The simple answer is a huge, cuddly dog that is incredibly affectionate. That is the best answer, in my opinion. However, if you plan on stepping into a conformation show ring, then you should be aware that there is a defined “idea” of what your Newfoundland should look like. So, according to their standards, these are the specifications. Strap yourself in, because this is CRAZY specific.:
The head is massive, with a broad arched cranial crown and very developed occipital bone. Cheeks are well developed too. Eyes – are dark brown. (Newfoundland of brown and gray color may have lighter eyes that should be considered as a defect only if it spoils the general appearance).
Eyes are relatively small, deep-set and wide apart. The lids fit closely without entropions. Ears are relatively small and triangular with rounded tips. They are located at the level of the skull or slightly above and firmly adjacent to the head. When the ear is brought forward, it reaches the inner corner of the eye, located on the same side. The expression of “face” is soft and reveals all the characteristics of the breed: benevolence, intelligence and dignity.
The forehead and front part are smooth and without wrinkles. The line from front to muzzle is moderate, due to the well developed eyebrows it may seem steep, precipitous, abrupt in profile. Muzzle – sharply lined, wide both in length and depth. The depth and width practically equal, the length from the tip of nose to “stop” is less than from “stop” to the occiput. The upper part of the muzzle – is rounded, and the “back” of the nose in profile, is straight or only slightly arch-like. The teeth meet in a scissors or level bite. Lower incisors when the rest it is normal bite, do not indicate a skeletal malocclusion of upper and lower teeth, and this should be considered only as a minor deviation.
The shoulders are muscular and well laid back. Elbows lie directly below the highest point of the withers. Forelegs are muscular, heavy boned, straight and parallel to each other, elbows are just sent back. Distance from elbow to the ground equals half the size of the dog. Pasterns – are strong and slightly steep. Feet are proportional to the body in size, web-footed, cat type. Dewclaws may be removed.
Powerful, well muscled, with heavy bones. If you look from the back, legs are straight and parallel. When viewed from the side, hip – is wide and long enough. Knees and hocks are well directed downward. Hind feet are the same as front. Dewclaws should be removed.
An adult Newfoundland has a smooth, water resistant, double coat that tends to lie back when you rub the dog the wrong way.
The outer coat – is coarse, moderately long and thick, both straight and wavy. The undercoat is soft and dense, though often becomes less dense during summer or in warm climate. The hair on the “face” and muzzle is short and soft. Rear legs are feathered. The tail is covered with long thick hair. Excess hair may be trimmed for neatness. Whiskers are not trimmed.
Color is secondary in relation to the type, structure and condition. Recognized Newfoundland colors are: black, brown, gray and black & white.
Homogeneous colors – black, brown and gray can be solid or solid white, in any of the parts of the body listed below: chin, chest, toes and tip of tail. Any amount of white color found in these places is typical and not punished. Also a slight tinge of bronze is typical on black or gray and a light tinge – on brown or gray color dog.

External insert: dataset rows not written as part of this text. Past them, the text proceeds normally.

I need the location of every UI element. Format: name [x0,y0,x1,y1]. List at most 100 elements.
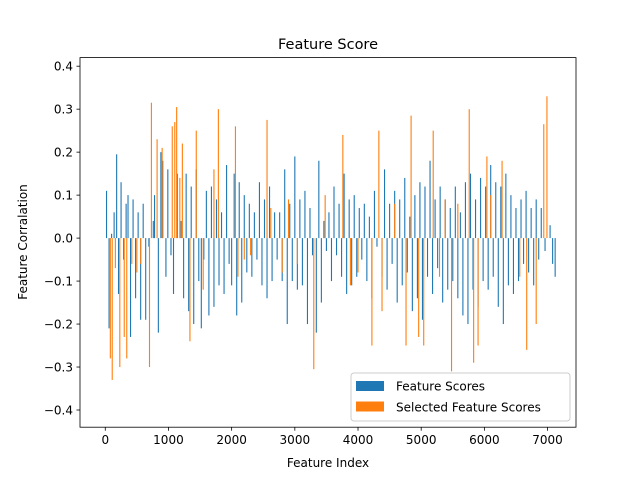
feature-scores-bar [320,238,322,303]
feature-scores-bar [411,238,413,312]
feature-scores-bar [502,238,504,325]
feature-scores-bar [246,238,248,273]
feature-scores-bar [409,216,411,239]
feature-scores-bar [248,203,250,239]
feature-scores-bar [299,199,301,239]
feature-scores-bar [424,186,426,239]
selected-feature-scores-bar [438,238,441,277]
selected-feature-scores-bar [394,203,396,239]
feature-scores-bar [132,199,134,239]
feature-scores-bar [485,186,487,239]
feature-scores-bar [404,177,406,239]
selected-feature-scores-bar [202,238,204,290]
x-axis-label: Feature Index [287,456,369,470]
x-tick-label: 6000 [469,433,500,447]
feature-scores-bar [215,199,218,239]
feature-scores-bar [276,238,278,260]
x-tick-label: 0 [101,433,109,447]
feature-scores-bar [517,238,520,282]
feature-scores-bar [188,238,190,312]
feature-scores-bar [269,186,271,239]
feature-scores-bar [351,238,353,286]
feature-scores-bar [263,199,266,239]
feature-scores-bar [311,238,314,256]
selected-feature-scores-bar [468,109,470,239]
selected-feature-scores-bar [519,238,521,277]
feature-scores-bar [358,208,360,239]
feature-scores-bar [165,238,167,277]
legend-swatch-feature-scores [356,381,384,391]
feature-scores-bar [226,165,228,239]
selected-feature-scores-bar [237,238,239,277]
feature-scores-bar [258,182,260,239]
feature-scores-bar [391,238,393,264]
feature-scores-bar [210,186,212,239]
feature-scores-bar [105,190,108,239]
selected-feature-scores-bar [234,126,236,239]
feature-scores-bar [193,238,195,325]
selected-feature-scores-bar [270,208,272,239]
feature-scores-bar [271,238,273,282]
selected-feature-scores-bar [161,147,163,239]
feature-scores-bar [154,195,156,239]
feature-scores-bar [289,203,291,239]
selected-feature-scores-bar [181,143,183,239]
feature-scores-bar [274,212,276,239]
selected-feature-scores-bar [266,119,268,239]
feature-scores-bar [286,238,288,325]
feature-scores-bar [512,238,514,294]
feature-scores-bar [544,238,546,251]
x-axis-ticks: 0 1000 2000 3000 4000 5000 6000 7000 [101,427,563,447]
x-tick-label: 1000 [153,433,184,447]
feature-scores-bar [406,238,408,273]
selected-feature-scores-bar [405,238,407,346]
feature-scores-bar [338,203,340,239]
feature-scores-bar [304,190,306,239]
feature-scores-bar [368,216,370,239]
selected-feature-scores-bar [357,238,359,273]
feature-scores-bar [538,238,540,260]
selected-feature-scores-bar [477,238,479,346]
selected-feature-scores-bar [432,130,434,239]
feature-scores-bar [535,199,537,239]
feature-scores-bar [399,199,401,239]
feature-scores-bar [520,199,522,239]
feature-scores-bar [198,238,200,282]
y-tick-label: −0.3 [44,360,73,374]
feature-scores-bar [525,190,527,239]
selected-feature-scores-bar [174,122,176,239]
feature-scores-bar [185,173,187,239]
feature-scores-bar [318,160,320,239]
selected-feature-scores-bar [109,238,111,359]
feature-scores-bar [238,182,240,239]
feature-scores-bar [120,182,122,239]
feature-scores-bar [554,238,556,277]
feature-scores-bar [353,195,355,239]
feature-scores-bar [348,199,350,239]
feature-scores-bar [228,238,230,264]
feature-scores-bar [266,238,268,299]
feature-scores-bar [190,186,192,239]
selected-feature-scores-bar [526,238,528,350]
feature-scores-bar [294,156,296,239]
feature-scores-bar [447,238,449,290]
feature-scores-bar [434,199,436,239]
feature-scores-bar [419,182,421,239]
selected-feature-scores-bar [179,177,181,239]
feature-scores-bar [480,177,482,239]
feature-scores-bar [356,238,358,277]
feature-scores-bar [113,212,115,239]
legend-box [350,372,571,422]
feature-scores-bar [523,238,525,264]
feature-scores-bar [309,208,311,239]
feature-scores-bar [130,238,132,337]
x-tick-label: 4000 [343,433,374,447]
selected-feature-scores-bar [126,238,128,359]
selected-feature-scores-bar [136,238,138,273]
feature-scores-bar [452,238,454,282]
selected-feature-scores-bar [473,238,475,363]
feature-scores-bar [472,238,474,290]
feature-scores-bar [421,238,424,320]
feature-scores-bar [497,238,499,307]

Landseer – is a white base with black markings. Typically, the head is completely black colored or black with white coloring on the muzzle, with or without a blaze. There is a separate black saddle and black spot on the croup that extends to the white tail.
Markings both as in homogeneous and Landseers can significantly deviate from these descriptions, and should be punished only depending on the degree of deviation. Pure white or white with minimal specks is more preferable. Beauty of markings should be considered only when the dogs of relative quality are evaluated and it should not the prejudice of type, structure and condition.
Gait / Motion
Newfoundland in motion has a good reach, strong drive, and this creates an impression of effortless power. His gait is smooth and rhythmic, overcoming long distance with a minimum number of steps. The front and rear legs are strictly move in straight-line motion. When increasing the speed dog’s the traces are arranged in one line. When moving a light roll of skin is typical for the breed. Balance of correct front and rear limbs – is the essence of good movement.
Pleasant character – is a distinctive feature of Newfoundland, it is the most important feature of the breed.
Disqualifications Any color or combination of colors that are not specified – will be disqualified.